L’auteur de La Peau de chagrin analyse en profondeur les tourments de Raphaël, auquel il semble parfois s’identifier quelque peu mais, tiens donc, ce personnage impute aux femmes la responsabilité de ses déboires auprès d’elles, sans se remettre en question le moins du monde. Par ailleurs, je note que l’écrivain emploie parfois ces termes qui sentaient je suppose plus que jamais le soufre en cette période de l'histoire :"l’homme supérieur", quand Raphaël parle de sa personne par exemple ; par cela il entend "simplement": l’homme qui a étudié. Le jeune homme se considère en effet supérieur à d’autres hommes socialement beaucoup plus élevés que lui, mais sots dit-il en raison de leur comportement ou/et de leur ignorance patente.

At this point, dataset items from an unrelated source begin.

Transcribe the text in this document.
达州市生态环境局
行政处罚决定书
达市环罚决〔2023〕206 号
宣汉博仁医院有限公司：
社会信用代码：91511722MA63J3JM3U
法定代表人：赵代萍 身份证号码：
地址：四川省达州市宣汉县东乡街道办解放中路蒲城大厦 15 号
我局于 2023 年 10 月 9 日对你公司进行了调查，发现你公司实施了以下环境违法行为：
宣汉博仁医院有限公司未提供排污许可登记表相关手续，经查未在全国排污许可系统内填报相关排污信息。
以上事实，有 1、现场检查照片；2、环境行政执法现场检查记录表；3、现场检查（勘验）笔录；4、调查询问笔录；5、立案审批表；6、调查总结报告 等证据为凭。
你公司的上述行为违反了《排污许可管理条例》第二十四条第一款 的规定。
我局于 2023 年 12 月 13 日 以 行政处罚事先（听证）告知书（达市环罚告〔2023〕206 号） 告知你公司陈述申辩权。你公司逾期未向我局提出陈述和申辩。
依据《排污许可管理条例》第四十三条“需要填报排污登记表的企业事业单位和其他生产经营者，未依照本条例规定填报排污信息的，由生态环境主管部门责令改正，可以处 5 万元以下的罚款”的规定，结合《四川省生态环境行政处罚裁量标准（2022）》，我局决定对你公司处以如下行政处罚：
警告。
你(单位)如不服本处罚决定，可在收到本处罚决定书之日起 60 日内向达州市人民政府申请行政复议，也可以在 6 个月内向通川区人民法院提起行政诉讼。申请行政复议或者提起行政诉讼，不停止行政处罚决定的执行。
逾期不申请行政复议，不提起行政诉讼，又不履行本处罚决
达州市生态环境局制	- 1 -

J’en déduis quand même au passage qu’à l’époque il ne faisait déjà pas bon avoir certains soucis de santé.
Cet auteur est néanmoins à mes yeux un génie de l’écriture, il n’a pas son pareil pour évoquer en filigrane l’histoire tragique de ce Paris dans lequel ses personnages, dont la condition est toujours pathétique, évoluent. Il nous dévoile leurs âmes tourmentées et nous les suivons dans tous les coins de la ville. Voyage spatio-temporel imprégné de la première touche fantastique car il y a un talisman dans l’histoire.
Vous l'avez décidément compris cette note était à propos de La Peau de chagrin de Balzac, en cours de lecture.